The People’s Advocate continues to face a lack of cooperation from many institutions of the Public Administration, which in many cases has a direct bearing on the work carried out and impedes the gathering of concrete data and pertinent information. An especially disturbing issue remains the existence of a high number of recommendations for which no responses have been submitted by respective state authorities – notwithstanding the continued persistence and requests by the People’s Advocate institution. Yet another disconcerting issue relates to the lack of responses from official requests submitted to public administration institutions, which are bound by the law to make accessible and available documents and explanations regarding ongoing investigations carried out by the People’s Advocate. Currently there are 194 unanswered requests for information from Public Administration institutions. In many cases, the People’s Advocate was prevented from state institutions to carry out administrative investigations, including by not providing necessary information and documentation. Furthermore, it is in place to underline the worrisome fact that the People’s Advocate is not duly notified and engaged in reviewing of draft-laws and draft-bylaws. However, it is worth mentioning that there are also positive cases, which have brought to fruition various engagements of the People’s Advocate institution, including the adoption of by the Albanian Parliament of the resolution regarding the prevention of blood feud and the resolution regarding the rights of LGBT community in follow-up to the discussion of the Special Reports that the People’s Advocate submitted to the pertinent parliamentary committees. Importantly, the Albanian Parliament has also included suggestions made by the People’s Advocate institution concerning the labor code and specifically regarding moral harassment at work.

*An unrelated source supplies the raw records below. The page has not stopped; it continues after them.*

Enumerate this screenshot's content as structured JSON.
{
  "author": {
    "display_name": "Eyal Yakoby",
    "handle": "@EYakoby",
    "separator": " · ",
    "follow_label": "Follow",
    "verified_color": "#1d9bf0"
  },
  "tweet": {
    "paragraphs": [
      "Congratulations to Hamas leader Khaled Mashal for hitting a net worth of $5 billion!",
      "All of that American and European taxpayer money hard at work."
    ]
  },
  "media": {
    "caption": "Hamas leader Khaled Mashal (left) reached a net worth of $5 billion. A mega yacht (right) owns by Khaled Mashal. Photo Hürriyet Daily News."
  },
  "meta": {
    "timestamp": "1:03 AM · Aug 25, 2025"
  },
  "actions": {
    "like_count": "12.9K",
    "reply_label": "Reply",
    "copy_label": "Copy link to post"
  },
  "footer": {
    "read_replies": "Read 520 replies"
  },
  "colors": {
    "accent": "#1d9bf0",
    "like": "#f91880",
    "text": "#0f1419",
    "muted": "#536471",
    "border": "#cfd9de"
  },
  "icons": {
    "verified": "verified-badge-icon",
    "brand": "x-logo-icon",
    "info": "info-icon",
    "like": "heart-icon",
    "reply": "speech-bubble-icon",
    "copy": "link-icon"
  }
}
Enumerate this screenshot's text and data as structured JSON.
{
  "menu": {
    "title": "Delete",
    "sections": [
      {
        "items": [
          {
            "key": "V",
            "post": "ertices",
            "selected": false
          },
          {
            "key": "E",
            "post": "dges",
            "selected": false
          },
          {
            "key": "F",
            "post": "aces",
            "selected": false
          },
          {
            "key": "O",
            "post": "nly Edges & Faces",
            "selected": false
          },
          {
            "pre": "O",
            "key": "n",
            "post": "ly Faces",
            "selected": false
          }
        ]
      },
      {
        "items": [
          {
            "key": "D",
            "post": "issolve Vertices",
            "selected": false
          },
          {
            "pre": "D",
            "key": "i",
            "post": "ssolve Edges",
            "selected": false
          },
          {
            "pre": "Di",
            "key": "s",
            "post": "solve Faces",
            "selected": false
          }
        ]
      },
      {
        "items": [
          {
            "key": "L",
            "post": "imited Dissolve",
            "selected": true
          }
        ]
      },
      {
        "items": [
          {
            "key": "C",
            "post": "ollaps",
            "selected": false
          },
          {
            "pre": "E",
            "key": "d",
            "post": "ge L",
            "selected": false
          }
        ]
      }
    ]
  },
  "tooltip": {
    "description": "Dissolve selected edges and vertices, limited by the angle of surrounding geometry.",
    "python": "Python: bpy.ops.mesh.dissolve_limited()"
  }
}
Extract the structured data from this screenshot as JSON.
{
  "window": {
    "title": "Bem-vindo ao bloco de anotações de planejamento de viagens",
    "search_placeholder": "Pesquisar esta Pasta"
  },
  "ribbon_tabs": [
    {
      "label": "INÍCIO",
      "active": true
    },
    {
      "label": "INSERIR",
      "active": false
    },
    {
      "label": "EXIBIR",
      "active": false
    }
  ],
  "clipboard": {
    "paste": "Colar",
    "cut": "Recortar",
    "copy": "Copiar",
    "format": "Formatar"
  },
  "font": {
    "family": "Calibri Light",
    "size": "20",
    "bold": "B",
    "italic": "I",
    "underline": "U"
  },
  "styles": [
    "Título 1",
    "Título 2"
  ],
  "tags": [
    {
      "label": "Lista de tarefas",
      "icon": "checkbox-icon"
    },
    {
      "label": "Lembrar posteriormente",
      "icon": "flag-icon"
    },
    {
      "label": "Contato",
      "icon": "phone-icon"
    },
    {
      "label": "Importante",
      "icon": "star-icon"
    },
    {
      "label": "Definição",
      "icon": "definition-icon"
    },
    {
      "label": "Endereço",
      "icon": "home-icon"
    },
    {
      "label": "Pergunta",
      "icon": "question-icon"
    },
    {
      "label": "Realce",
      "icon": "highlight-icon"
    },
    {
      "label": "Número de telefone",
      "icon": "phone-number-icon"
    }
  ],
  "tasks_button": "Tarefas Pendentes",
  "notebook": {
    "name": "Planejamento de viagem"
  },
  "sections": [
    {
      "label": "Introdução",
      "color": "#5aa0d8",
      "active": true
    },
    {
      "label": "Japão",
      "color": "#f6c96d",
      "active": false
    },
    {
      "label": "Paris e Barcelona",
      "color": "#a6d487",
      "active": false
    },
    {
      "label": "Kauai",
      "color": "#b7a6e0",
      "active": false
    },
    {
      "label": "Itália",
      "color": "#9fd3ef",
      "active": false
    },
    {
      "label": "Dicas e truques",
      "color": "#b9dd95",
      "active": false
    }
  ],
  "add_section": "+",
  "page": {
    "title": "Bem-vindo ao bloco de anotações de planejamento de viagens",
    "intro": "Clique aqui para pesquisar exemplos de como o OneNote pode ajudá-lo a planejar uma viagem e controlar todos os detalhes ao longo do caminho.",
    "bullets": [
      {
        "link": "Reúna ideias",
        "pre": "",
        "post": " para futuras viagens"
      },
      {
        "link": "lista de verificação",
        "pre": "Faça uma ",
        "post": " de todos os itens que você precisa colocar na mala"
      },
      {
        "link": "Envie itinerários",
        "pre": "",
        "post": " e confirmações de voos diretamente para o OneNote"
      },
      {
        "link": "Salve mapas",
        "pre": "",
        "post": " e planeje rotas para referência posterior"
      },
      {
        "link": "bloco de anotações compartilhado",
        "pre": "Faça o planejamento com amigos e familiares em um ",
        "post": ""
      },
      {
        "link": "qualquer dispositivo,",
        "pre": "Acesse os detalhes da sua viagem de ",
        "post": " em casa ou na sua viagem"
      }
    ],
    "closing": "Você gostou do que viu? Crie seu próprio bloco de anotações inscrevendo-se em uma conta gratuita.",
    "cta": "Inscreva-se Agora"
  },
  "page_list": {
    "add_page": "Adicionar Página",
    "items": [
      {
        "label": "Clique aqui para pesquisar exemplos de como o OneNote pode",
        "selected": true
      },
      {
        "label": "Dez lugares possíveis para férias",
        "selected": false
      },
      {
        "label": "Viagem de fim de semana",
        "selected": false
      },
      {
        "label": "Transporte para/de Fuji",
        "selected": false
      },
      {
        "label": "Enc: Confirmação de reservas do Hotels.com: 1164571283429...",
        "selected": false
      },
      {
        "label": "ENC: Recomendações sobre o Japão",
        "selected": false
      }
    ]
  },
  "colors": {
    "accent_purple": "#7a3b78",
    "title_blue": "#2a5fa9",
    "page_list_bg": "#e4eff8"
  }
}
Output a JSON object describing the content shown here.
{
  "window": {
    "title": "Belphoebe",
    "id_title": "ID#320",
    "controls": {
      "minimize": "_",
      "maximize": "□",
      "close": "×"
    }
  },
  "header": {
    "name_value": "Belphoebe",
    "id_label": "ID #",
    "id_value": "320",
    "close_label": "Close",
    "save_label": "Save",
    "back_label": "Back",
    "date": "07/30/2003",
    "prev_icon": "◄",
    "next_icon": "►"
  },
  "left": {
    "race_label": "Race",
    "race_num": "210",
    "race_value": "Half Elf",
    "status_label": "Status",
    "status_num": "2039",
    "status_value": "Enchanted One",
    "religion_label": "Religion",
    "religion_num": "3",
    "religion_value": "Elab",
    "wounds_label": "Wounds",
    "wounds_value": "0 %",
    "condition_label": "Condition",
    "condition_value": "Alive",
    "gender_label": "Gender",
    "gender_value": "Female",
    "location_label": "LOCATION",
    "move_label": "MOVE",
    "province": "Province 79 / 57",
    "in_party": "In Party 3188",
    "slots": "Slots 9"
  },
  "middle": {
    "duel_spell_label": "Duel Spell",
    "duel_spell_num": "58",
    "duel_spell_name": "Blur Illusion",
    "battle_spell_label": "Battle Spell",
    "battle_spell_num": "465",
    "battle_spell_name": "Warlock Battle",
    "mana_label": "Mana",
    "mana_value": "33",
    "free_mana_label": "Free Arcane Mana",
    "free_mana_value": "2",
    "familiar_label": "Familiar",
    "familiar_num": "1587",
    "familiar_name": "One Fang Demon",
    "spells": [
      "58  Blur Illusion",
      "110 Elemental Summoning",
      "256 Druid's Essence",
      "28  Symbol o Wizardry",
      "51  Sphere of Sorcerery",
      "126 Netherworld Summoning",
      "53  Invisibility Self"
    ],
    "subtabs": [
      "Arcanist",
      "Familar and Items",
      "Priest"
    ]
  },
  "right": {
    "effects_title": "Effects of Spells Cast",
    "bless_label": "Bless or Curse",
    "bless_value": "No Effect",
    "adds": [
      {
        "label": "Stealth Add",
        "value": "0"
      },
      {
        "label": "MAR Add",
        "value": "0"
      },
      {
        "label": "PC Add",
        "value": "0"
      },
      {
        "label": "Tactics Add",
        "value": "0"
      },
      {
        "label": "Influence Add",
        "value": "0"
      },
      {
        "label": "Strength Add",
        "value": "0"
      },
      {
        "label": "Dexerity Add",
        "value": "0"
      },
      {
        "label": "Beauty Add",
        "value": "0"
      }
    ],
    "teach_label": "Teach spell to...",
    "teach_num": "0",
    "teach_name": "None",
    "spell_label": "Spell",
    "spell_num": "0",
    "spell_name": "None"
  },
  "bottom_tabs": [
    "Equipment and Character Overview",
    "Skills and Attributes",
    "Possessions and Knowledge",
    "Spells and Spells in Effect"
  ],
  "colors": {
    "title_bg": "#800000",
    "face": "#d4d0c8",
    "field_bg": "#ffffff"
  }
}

In connection to the justice reform, the People’s Advocate would like to emphasize from the start that an independent Judiciary System, which is efficient and fair, is intimately linked to fundamental human rights and freedoms. Indeed one of the major issues bringing citizens to knock on the doors of the People’s Advocate institution is the failure of the justice system in Albania to guarantee the protection and respect for human rights. Citizens demand an independent judiciary that is efficient and free from corruption. Based on this civic sensibility, I avail of the opportunity to express the strong support for efforts by the European Union and the United States to support the implementation of the judicial reform and to consider it as an immediate need that is of vital importance for all citizens. The People’s Advocate commends the generous assistance of the international community and encourages all political parties to show willingness to meet and follow through with the judicial reform. Without an independent judiciary that is efficient and fair, Albania shall not be able to build a competitive economy, a genuinely democratic political life, a living environment that is safe and secure for its citizens, for domestic and foreign investments. So that the country be able to enjoy the rule of law and all benefits ensuing from the rule of law, the justice system ought to be radically reformed.

The People’s Advocate hereby reaffirms its willingness and earnest commitment to pursue collaboration with institutions of the public administration so as to ensure the protection and promotion of human rights for all citizens.